David S. Ruder, a soft-spoken, bespectacled business law professor from Chicago, rode herd on one of Wall Street's wildest days in history--less than three months after taking over as chairman of the Securities and Exchange Commission.
During a conference of the American Stock Exchange on Monday morning, Ruder confessed he was more accustomed to an orderly college classroom.
Moments later, he found himself surrounded by TV cameras and a tight knot of jostling reporters, anxious to know if he was considering calling for a trading halt.
Ruder held his own. He avoided being pinned down on specifically what actions he was considering, but vowed: "I'm not afraid to say that there is some point, and I don't know what that point is, that I would be quite anxious to talk to the New York Stock Exchange about a temporary, and very temporary, halt in trading."
The halt never came despite an unprecedented decline in prices. John J. Phelan, chairman of the New York Stock Exchange, said if Ruder had asked, he would have stopped trading.
Ruder was born in the year of the Great Crash: 1929. When he was five months old, the market plunged 12.8% as measured by the Dow Jones average of 30 industrial stocks. That day--Oct. 28--became known as Black Monday.
Fifty eight years later Ruder was dealing with a stock decline that surpassed Black Monday in terms of percentage decline. By the time trading was over Monday, the index was down by 508 points on volume of more than half a billion shares. It closed at 1,738.74, 22.6% below Friday's close.
Ruder, before he came to Washington, was an academic with little experience in the sharp-elbowed world of Wall Street trading and Washington politics.
Born in Wausau, Wis., he graduated in 1951 from Williams College in Massachusetts and in 1957 from law school at the University of Wisconsin, where he was editor of the law review.
He worked for a Milwaukee law firm until 1961, when he joined the faculty of Northwestern University School of Law. He left academia in 1971 for a five-year stint at a Chicago law firm, rejoined Northwestern as dean of the law school and returned to a professorship in 1985.

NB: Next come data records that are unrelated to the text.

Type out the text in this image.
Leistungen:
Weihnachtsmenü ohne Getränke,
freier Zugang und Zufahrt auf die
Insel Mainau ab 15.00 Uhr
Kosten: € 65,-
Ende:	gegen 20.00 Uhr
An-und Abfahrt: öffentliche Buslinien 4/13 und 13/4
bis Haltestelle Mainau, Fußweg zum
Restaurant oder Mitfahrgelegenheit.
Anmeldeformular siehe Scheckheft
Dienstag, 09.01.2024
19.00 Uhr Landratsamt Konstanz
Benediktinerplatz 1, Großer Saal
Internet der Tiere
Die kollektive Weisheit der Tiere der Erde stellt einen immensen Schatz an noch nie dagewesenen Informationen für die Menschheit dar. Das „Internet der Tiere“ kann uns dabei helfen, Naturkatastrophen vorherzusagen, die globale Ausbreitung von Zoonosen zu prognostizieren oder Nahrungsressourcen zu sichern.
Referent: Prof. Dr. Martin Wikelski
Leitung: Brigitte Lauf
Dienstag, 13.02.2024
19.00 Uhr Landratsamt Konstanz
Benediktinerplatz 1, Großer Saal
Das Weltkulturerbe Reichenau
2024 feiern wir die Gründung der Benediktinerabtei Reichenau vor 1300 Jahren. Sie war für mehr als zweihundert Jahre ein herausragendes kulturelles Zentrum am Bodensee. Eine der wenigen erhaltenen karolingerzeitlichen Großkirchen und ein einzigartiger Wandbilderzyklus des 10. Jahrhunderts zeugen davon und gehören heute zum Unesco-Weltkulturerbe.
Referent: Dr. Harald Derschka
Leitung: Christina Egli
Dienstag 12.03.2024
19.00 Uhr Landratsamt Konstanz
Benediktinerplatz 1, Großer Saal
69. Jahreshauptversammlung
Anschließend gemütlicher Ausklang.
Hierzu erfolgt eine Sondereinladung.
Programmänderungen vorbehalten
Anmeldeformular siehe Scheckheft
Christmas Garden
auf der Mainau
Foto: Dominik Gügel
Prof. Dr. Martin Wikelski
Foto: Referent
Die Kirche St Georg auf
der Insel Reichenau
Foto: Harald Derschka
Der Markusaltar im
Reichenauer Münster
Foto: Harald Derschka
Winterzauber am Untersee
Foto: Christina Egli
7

When President Reagan nominated Ruder for the SEC chairmanship in June, those familiar with his writings said his opinions suggested a conservative man who prefers to let the market work unimpeded if possible.
Sen. William Proxmire (D-Wis.), chairman of the Senate Banking Committee, said then: "I'm somewhat concerned with his ideological views. . . . It may color his attitude--kind of let the markets roll with a minimal amount of regulation. . . . We need a very strong hand at the helm of the SEC, and I'm concerned whether Mr. Ruder has the force to put that into effect."
But, Ruder, at Monday's impromptu news conference, reaffirmed, "I have a responsibility . . . to protect the market from aberrational activity."
However, he cautioned, "There may not be much that can be done to prevent the markets from reflecting true economic conditions."